WASHINGTON (Reuters) ? A U.S.-Afghan strategic partnership agreement is being held up by Afghan demands for limits on "night raids" against insurgents and for a timeline for Afghans to assume control over detention centers, sources following the talks told Reuters.
Secretary of State Hillary Clinton said last week that the two nations had agreed on as much as 90 percent of the substance of the keystone deal. It is intended to provide a framework for the future U.S. role in Afghanistan as control over security is gradually transferred to the Afghans.
While U.S. officials had hoped to unveil the document for an international conference in Germany on December 5, disputes over controversial night raids on Afghan homes and the running of detention centers could delay it well beyond that date, congressional staff who follow the issue say.
"I think a more realistic expectation is now at NATO in Chicago," one congressional aide said, asking not to be named, referring to a NATO summit planned for May 2012.
The sticking points are more evidence of strains in the U.S.-Afghan relationship as Western combat forces start leaving. Afghan President Hamid Karzai has repeatedly criticized Western military tactics and said recently that Afghanistan would back neighboring Pakistan if it went to war with the United States.
Under an international agreement reached last year, local Afghan forces are to be in charge of security by the end of 2014, as Western forces withdraw. Thirty-three thousand of nearly 100,000 U.S. troops will leave by next September.
But the West will likely fund Afghanistan's police and army for years to come. Clinton made clear the United States would continue playing a role in security.
"We anticipate having a transition that does include security components, not only from the United States, but also from NATO," she told lawmakers last week.

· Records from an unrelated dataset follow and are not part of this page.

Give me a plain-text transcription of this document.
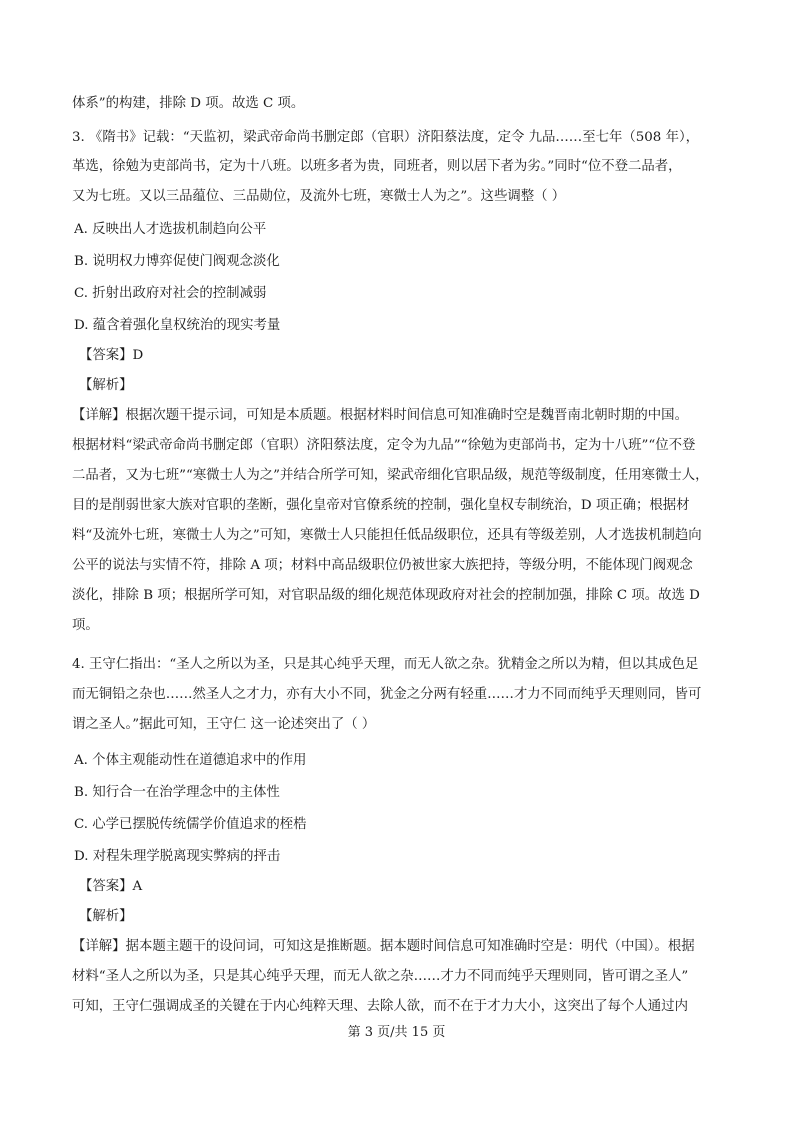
体系”的构建，排除 D 项。故选 C 项。
3. 《隋书》记载：“天监初，梁武帝命尚书删定郎（官职）济阳蔡法度，定令 九品……至七年（508 年），
革选，徐勉为吏部尚书，定为十八班。以班多者为贵，同班者，则以居下者为劣。”同时“位不登二品者，
又为七班。又以三品蕴位、三品勋位，及流外七班，寒微士人为之”。这些调整（ ）
A. 反映出人才选拔机制趋向公平
B. 说明权力博弈促使门阀观念淡化
C. 折射出政府对社会的控制减弱
D. 蕴含着强化皇权统治的现实考量
【答案】D
【解析】
【详解】根据次题干提示词，可知是本质题。根据材料时间信息可知准确时空是魏晋南北朝时期的中国。
根据材料“梁武帝命尚书删定郎（官职）济阳蔡法度，定令为九品”“徐勉为吏部尚书，定为十八班”“位不登
二品者，又为七班”“寒微士人为之”并结合所学可知，梁武帝细化官职品级，规范等级制度，任用寒微士人，
目的是削弱世家大族对官职的垄断，强化皇帝对官僚系统的控制，强化皇权专制统治，D 项正确；根据材
料“及流外七班，寒微士人为之”可知，寒微士人只能担任低品级职位，还具有等级差别，人才选拔机制趋向
公平的说法与实情不符，排除 A 项；材料中高品级职位仍被世家大族把持，等级分明，不能体现门阀观念
淡化，排除 B 项；根据所学可知，对官职品级的细化规范体现政府对社会的控制加强，排除 C 项。故选 D
项。
4. 王守仁指出：“圣人之所以为圣，只是其心纯乎天理，而无人欲之杂。犹精金之所以为精，但以其成色足
而无铜铅之杂也……然圣人之才力，亦有大小不同，犹金之分两有轻重……才力不同而纯乎天理则同，皆可
谓之圣人。”据此可知，王守仁 这一论述突出了（ ）
A. 个体主观能动性在道德追求中的作用
B. 知行合一在治学理念中的主体性
C. 心学已摆脱传统儒学价值追求的桎梏
D. 对程朱理学脱离现实弊病的抨击
【答案】A
【解析】
【详解】据本题主题干的设问词，可知这是推断题。据本题时间信息可知准确时空是：明代（中国）。根据
材料“圣人之所以为圣，只是其心纯乎天理，而无人欲之杂……才力不同而纯乎天理则同，皆可谓之圣人”
可知，王守仁强调成圣的关键在于内心纯粹天理、去除人欲，而不在于才力大小，这突出了每个人通过内
第 3 页/共 15 页
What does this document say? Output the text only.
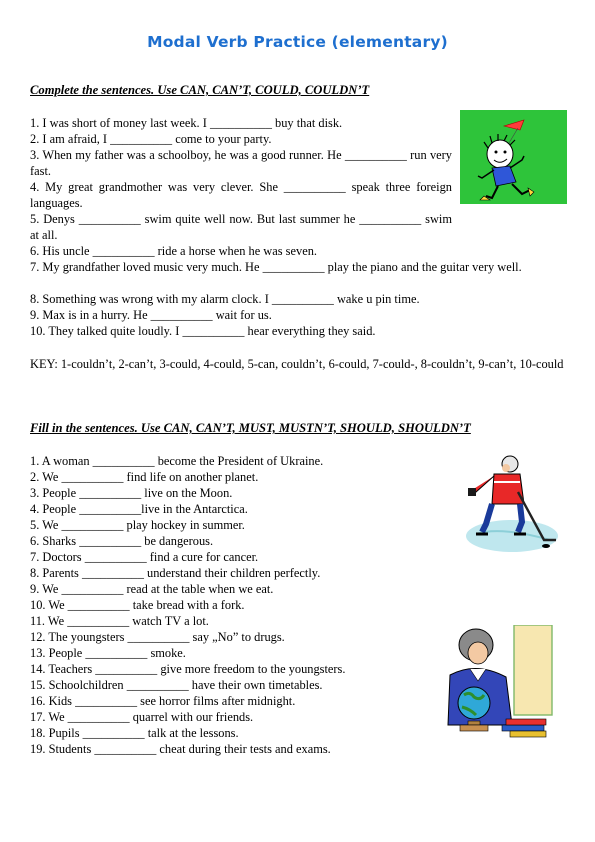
Modal Verb Practice (elementary)
Complete the sentences. Use CAN, CAN’T, COULD, COULDN’T
1. I was short of money last week. I __________ buy that disk.
2. I am afraid, I __________ come to your party.
3. When my father was a schoolboy, he was a good runner. He __________ run very fast.
4. My great grandmother was very clever. She __________ speak three foreign languages.
5. Denys __________ swim quite well now. But last summer he __________ swim at all.
6. His uncle __________ ride a horse when he was seven.
7. My grandfather loved music very much. He __________ play the piano and the guitar very well.
8. Something was wrong with my alarm clock. I __________ wake u pin time.
9. Max is in a hurry. He __________ wait for us.
10. They talked quite loudly. I __________ hear everything they said.
KEY: 1-couldn’t, 2-can’t, 3-could, 4-could, 5-can, couldn’t, 6-could, 7-could-, 8-couldn’t, 9-can’t, 10-could
Fill in the sentences. Use CAN, CAN’T, MUST, MUSTN’T, SHOULD, SHOULDN’T
1. A woman __________ become the President of Ukraine.
2. We __________ find life on another planet.
3. People __________ live on the Moon.
4. People __________live in the Antarctica.
5. We __________ play hockey in summer.
6. Sharks __________ be dangerous.
7. Doctors __________ find a cure for cancer.
8. Parents __________ understand their children perfectly.
9. We __________ read at the table when we eat.
10. We __________ take bread with a fork.
11. We __________ watch TV a lot.
12. The youngsters __________ say „No” to drugs.
13. People __________ smoke.
14. Teachers __________ give more freedom to the youngsters.
15. Schoolchildren __________ have their own timetables.
16. Kids __________ see horror films after midnight.
17. We __________ quarrel with our friends.
18. Pupils __________ talk at the lessons.
19. Students __________ cheat during their tests and exams.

U.S. Ambassador Ryan Crocker and General John Allen, who commands U.S. and NATO forces there, are working through some of the security cooperation issues with Karzai, Clinton said.
A U.S. military official, speaking on condition of anonymity, said the partnership document would agree to an extended U.S. troop presence in principle, and it might define broadly what types of things troops would do beyond 2014.
But the details such as troop numbers would be worked out in a subsequent "Status of Forces" agreement, he said.
HATED MILITARY TACTIC
Night raids, in which soldiers search Afghan homes for militants under the cover of darkness, have long been one of the most hated foreign military tactics in Afghanistan. Karzai has repeatedly denounced them and pushed for them to be halted altogether.
Many western military commanders see them as an important tool against the Taliban and other insurgents, however.
But some of the raids are led by Afghan forces. Afghan commanders must sign off on all raids, Afghan forces are often present for them and lead at least 25 percent of the raids, according to a recent report by the Open Society Foundations, which is backed by philanthropist George Soros, and The Liaison Office, a Kabul-based nongovernmental organization.
U.S. officials want to make transfer of authority over detention centers in Afghanistan "conditions-based," the congressional staffer said. In particular, they want to make sure detainees now held by foreign forces will be properly treated when they are transferred to Afghan control.
NATO has already stopped sending prisoners to some Afghan jails because of U.N. warnings of torture there.
A U.N. report last month said that Afghanistan's intelligence agency and police force have been "systematically" torturing detainees, including children, at a number of jails. The Afghan government rejected many of the allegations but conceded there may have been abuse.
The Washington Post reported last week that CIA, U.S. military and State Department officials were warned of abuses at one Kabul prison run by the Afghan intelligence service, but continued to transfer prisoners to the service's custody.
The United States is also concerned about the security of Afghan prisons. In April, hundreds of prisoners escaped from a jail in Kandahar in Afghanistan's southern Taliban heartland.
"The detainee issue is pretty difficult to resolve. I don't think we or the Afghans feel a lot of pressure to conclude this (agreement) quickly," said Bruce Riedel, a former CIA official who chaired Obama's 2009 review of Afghan war policy.
A State Department official would not comment on the talks' substance, but said there was no hard deadline for the deal.
"We look forward to coming to agreement soon, but we are committed to the right agreement, not fast agreement."